Jussel: Different strategies lie in front of Denver

With their first selection in the 2017 NFL draft Thursday, the Denver Broncos select …

Wait just a minute. The Broncos are set to draft 20th, meaning 19 ways of muddying waters.

Denver GM John Elway will have several methods of going about his madness.

First up is the “draft for need” schematic: In the case of the Broncos, the highest priority is an offensive tackle, preferably to play the left side. Elway, however, may decide there is not an offensive tackle worthy of the 20th selection.

Having decided that, Elway could use the popular “best athlete available” ploy. There may also be a problem there: In this year’s draft, the largest concentration of talent is defensive back. Corners and safeties abound.

What is Denver loaded with? D-backs, of course. Elway is not likely to take a D-back at No. 20.

So, the Broncos don’t overextend for the needed left tackle and they don’t take the best available athlete picking from the 20th slot. What does John do?

Ta-da! He trades the pick! It’s so obvious, even those of us suffering brief bouts of dementia can see it.

Elway can go about this two ways: He can trade up — or down.

Denver is stacked with 10 selections in this draft. They have one in the first, one in the second, two in the third, one each in the fourth, fifth and sixth and three in the seventh. The Broncos can package any number moving either up or down.

Let’s say Elway and his staff have determined they want Denver’s own Christian McCaffrey, the do-it-all running back from Stanford.

As they watch the draft unfold, however, they will start biting fingernails as Pick 8 approaches when the Carolina Panthers come on the clock. Cam Newton dishing it to McCaffrey makes a lot of sense. Elway and his crew are also going to have to sweat out Philly at 14, Indy at 15 and Tampa Bay at 19, all teams that need running backs.

If the Broncos want their very own in-state hero, they are going to have to go get him – and that will cost plenty in the form of picks. It will cost too much.

Another player who would immediately upgrade Denver is Alabama tight end O.J. Howard. Like McCaffrey, Howard would instantly make either Trevor Siemian or Paxton Lynch a better quarterback. Again, Denver is not going to get Howard with the 20th pick.

If Elway and his staff want McCaffrey or Howard, they are going to have to pay the piper plenty.

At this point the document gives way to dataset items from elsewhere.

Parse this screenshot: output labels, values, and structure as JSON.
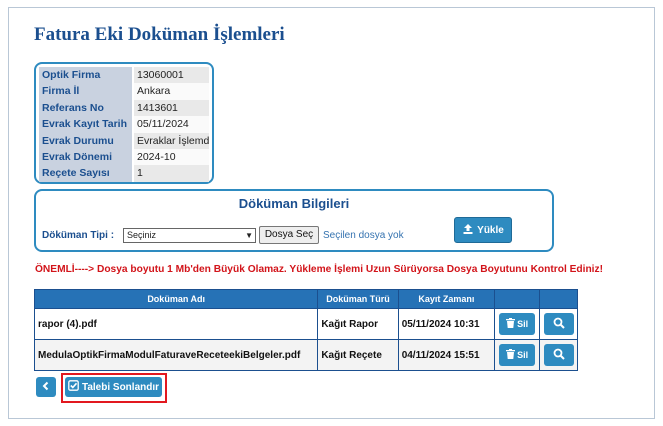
{
  "page": {
    "title": "Fatura Eki Doküman İşlemleri"
  },
  "info": [
    {
      "label": "Optik Firma",
      "value": "13060001"
    },
    {
      "label": "Firma İl",
      "value": "Ankara"
    },
    {
      "label": "Referans No",
      "value": "1413601"
    },
    {
      "label": "Evrak Kayıt Tarih",
      "value": "05/11/2024"
    },
    {
      "label": "Evrak Durumu",
      "value": "Evraklar İşlemde"
    },
    {
      "label": "Evrak Dönemi",
      "value": "2024-10"
    },
    {
      "label": "Reçete Sayısı",
      "value": "1"
    }
  ],
  "doc_section": {
    "title": "Döküman Bilgileri",
    "type_label": "Döküman Tipi :",
    "type_selected": "Seçiniz",
    "file_button": "Dosya Seç",
    "file_status": "Seçilen dosya yok",
    "upload_button": "Yükle"
  },
  "warning": "ÖNEMLİ----> Dosya boyutu 1 Mb'den Büyük Olamaz. Yükleme İşlemi Uzun Sürüyorsa Dosya Boyutunu Kontrol Ediniz!",
  "table": {
    "headers": [
      "Doküman Adı",
      "Doküman Türü",
      "Kayıt Zamanı",
      "",
      ""
    ],
    "rows": [
      {
        "name": "rapor (4).pdf",
        "type": "Kağıt Rapor",
        "time": "05/11/2024 10:31",
        "delete": "Sil"
      },
      {
        "name": "MedulaOptikFirmaModulFaturaveReceteekiBelgeler.pdf",
        "type": "Kağıt Reçete",
        "time": "04/11/2024 15:51",
        "delete": "Sil"
      }
    ]
  },
  "footer": {
    "finish_button": "Talebi Sonlandır"
  },
  "colors": {
    "accent": "#2e8bc0",
    "header": "#2672b6",
    "warning": "#d2141a",
    "highlight": "#e2181f"
  }
}
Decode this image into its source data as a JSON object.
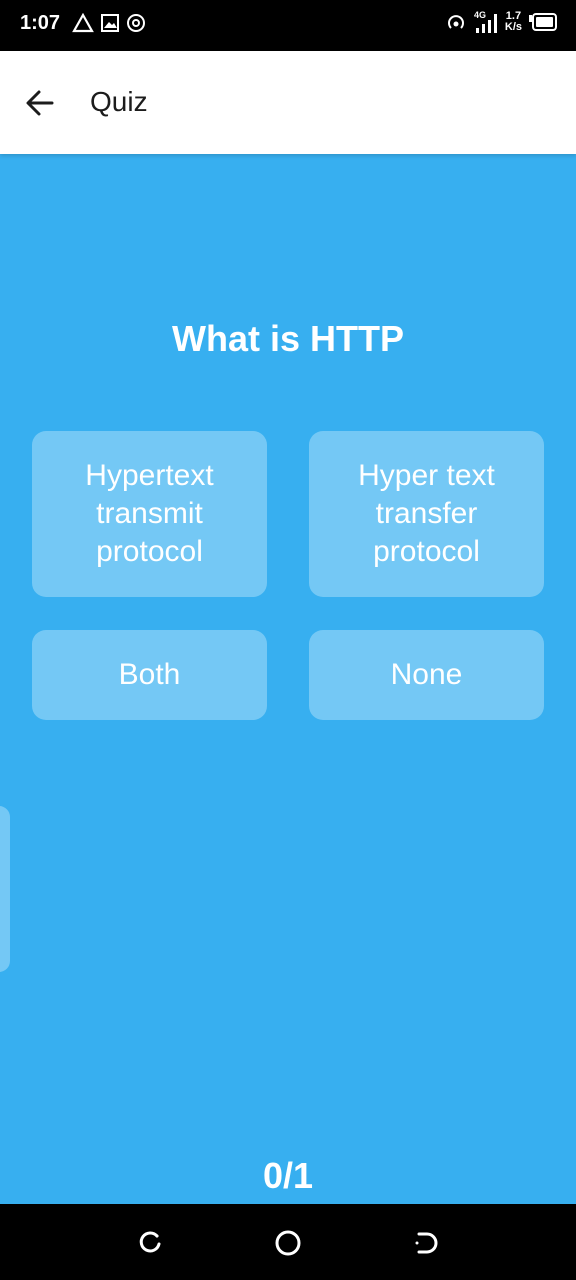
{
  "status_bar": {
    "time": "1:07",
    "network": "4G",
    "speed_value": "1.7",
    "speed_unit": "K/s",
    "left_icons": [
      "drive-icon",
      "gallery-icon",
      "hotspot-icon"
    ],
    "right_icons": [
      "hotspot-icon",
      "signal-icon",
      "battery-icon"
    ]
  },
  "app_bar": {
    "title": "Quiz",
    "back_icon": "arrow-left-icon"
  },
  "quiz": {
    "question": "What is HTTP",
    "options": [
      {
        "lines": [
          "Hypertext",
          "transmit",
          "protocol"
        ]
      },
      {
        "lines": [
          "Hyper text",
          "transfer",
          "protocol"
        ]
      },
      {
        "lines": [
          "Both"
        ]
      },
      {
        "lines": [
          "None"
        ]
      }
    ],
    "progress": "0/1"
  },
  "colors": {
    "background": "#37aff0",
    "option_bg": "#74c8f5",
    "app_bar": "#ffffff"
  },
  "nav_bar": {
    "buttons": [
      "recents-icon",
      "home-icon",
      "back-nav-icon"
    ]
  }
}
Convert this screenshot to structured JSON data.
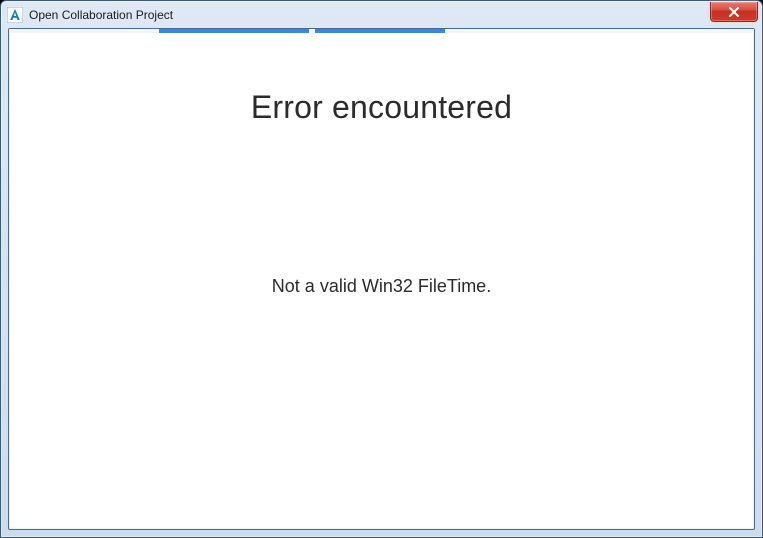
{
  "window": {
    "title": "Open Collaboration Project"
  },
  "content": {
    "heading": "Error encountered",
    "message": "Not a valid Win32 FileTime."
  },
  "colors": {
    "accent": "#3a86d8",
    "close": "#c62f22"
  }
}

So, no draft for need, no best player available, no trading up. Let’s go the other direction.

Elway puts in a call to the Cleveland Browns, who have 11 picks, four in the first two rounds.

Denver goes from 20 to 33, Cleveland’s first selection in the second round. The Broncos also grab Cleveland’s third-round pick. The Broncos would then have Picks 33, 51, 65, 82 and 101, five choices in the first three rounds.

With those picks, Elway & Co. could fill several positions of need.

Here’s one man’s mock draft scenario for the Broncos …

Denver trades Pick 20 in the draft to Cleveland for Pick 33 in the second round and Pick 65 in the third round. To make the trade work, Denver also gives Cleveland its sixth-round selection.

With Pick 33, Denver takes tight end Evan Engram of Mississippi, a 235-pounder who can fly — 4.42 40 time — a nightmare matchup from in tight or the slot. Engram immediately takes pressure off wide receivers Demaryius Thomas and Emmanuel Sanders in the middle of the field. He’s not a great blocker, but neither was Shannon Sharpe.

At Pick 51, Denver takes Chris Wormley, a 300-pound defensive tackle from Michigan, a defensive end in Denver’s 3-4 and an immediate member of the rotation in a suddenly decent run-stopping defensive front.

The 65th pick is Dion Dawkins, a 6-4, 314-pound guard/tackle from Temple. Pick 82 is another offensive lineman, Taylor Moton, 6-5, 319 from Western Michigan. Either or both could play anywhere on the line, soon.

To finish out the third round, with Pick 101 because no one else has taken a chance, Denver takes Oklahoma running back Joe Mixon, the Anti-McCaffrey. Mixon has had his well-documented problems. Isn’t Aqib Talib still a Bronco? What about Shane Ray? Bradley Roby?

Enough said.

With the rest of their picks, Denver takes Elijah Qualls, a 313-pound All-Pac 12 defensive tackle from Washington, in Round 4, Donnell Pumphrey, the super-quick running back/slot receiver/returner from San Diego State, in Round 5, and three players you’ve never heard of in Round 7.

There you have it. All Denver’s problems are solved.

Bring on the San Diego, er, Los Angeles Chargers.